Any ideas? I am running multiple models and I want the result to look like below -
Model | alpha | Beta | Rsquared | F | df |
model0 | 8.4 | ... | .... | ..| .. |
model1 | ... | ... | .... | ..| .. |
model2 | ... | ... | .... | ..| .. |
The data i have is 'ds' which is -
X1 | X2 | Y1 |
.. | .. | .. |
.. | .. | .. |
.. | .. | .. |
.. | .. | .. |
And my code is a simple lm code -
model0 <- lm(Y1 ~ X1, ds)
model1 <- lm(Y1 ~ 1, ds)
model2 <- lm(Y1 ~ X1 + X2, ds)
I do exactly the same thing. The difficulty here is of course if the models have different number of coefficients - then you would have different number of columns, which is impossible in data.frame. You need to have the same number of columns for each model.
I normally use it for glm
(these code snippets are commented out) but I modified it for lm
for you:
models <- c()
for (i in 1:10) {
y <- rnorm(100) # generate some example data for lm
x <- rnorm(100)
m <- lm(y ~ x)
# in case of glm:
#m <- glm(y ~ x, data = data, family = "quasipoisson")
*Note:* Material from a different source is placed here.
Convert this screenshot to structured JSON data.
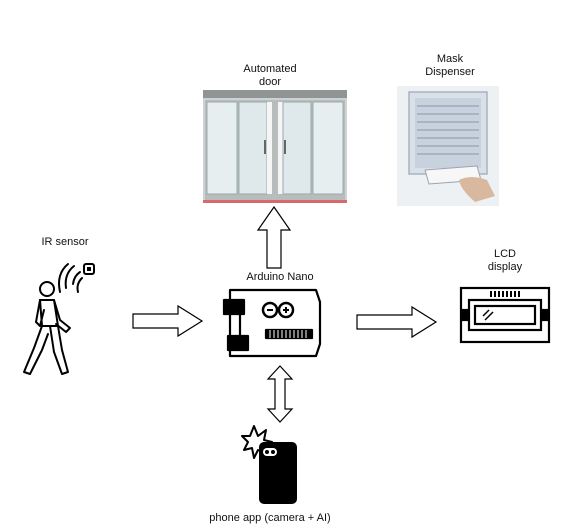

#overdispersion <- 1/m$df.residual*sum((data$count-fitted(m))^2/fitted(m))
coef <- summary(m)$coef
v.coef <- c(t(coef))
names(v.coef) <- paste(rep(rownames(coef), each = 4), c("coef", "stderr", "t", "p-value"))
v.model_info <- c(r.squared = summary(m)$r.squared, F = summary(m)$fstatistic[1], df.res = summary(m)$df[2])
# in case of glm:
#v.model_info <- c(overdisp = summary(m)$dispersion, res.deviance = m$deviance, df.res = m$df.residual, null.deviance = m$null.deviance, df.null = m$df.null)
v.all <- c(v.coef, v.model_info)
models <- rbind(models, cbind(data.frame(model = paste("model", i, sep = "")), t(v.all)))
}
I prefer to take data from summary(m)
. To bundle the data into data.frame
, you use the cbind
(column bind) and rbind
(row bind) functions.
You can use the coefficients
function:
out = coefficients(lm(mpg ~ wt, mtcars))
out
# (Intercept) wt
# 37.285126 -5.344472
out[1]
# (Intercept)
# 37.28513
or for the group of lm objects:
library(plyr)
out = ldply(list(model0, model1, model2), coefficients)
rownames(out) = sprintf('model%d', 0:2)
(Intercept) wt
model0 37.28513 -5.344472
model1 37.28513 -5.344472
model2 37.28513 -5.344472
To expand my solution to what you need, you need to:
- Find out how to extract the other information you need from an
lm
object.
- Write a custom function which returns a one-row
data.frame
which contains all the information.
- Run it using the
ldply
syntax I showed.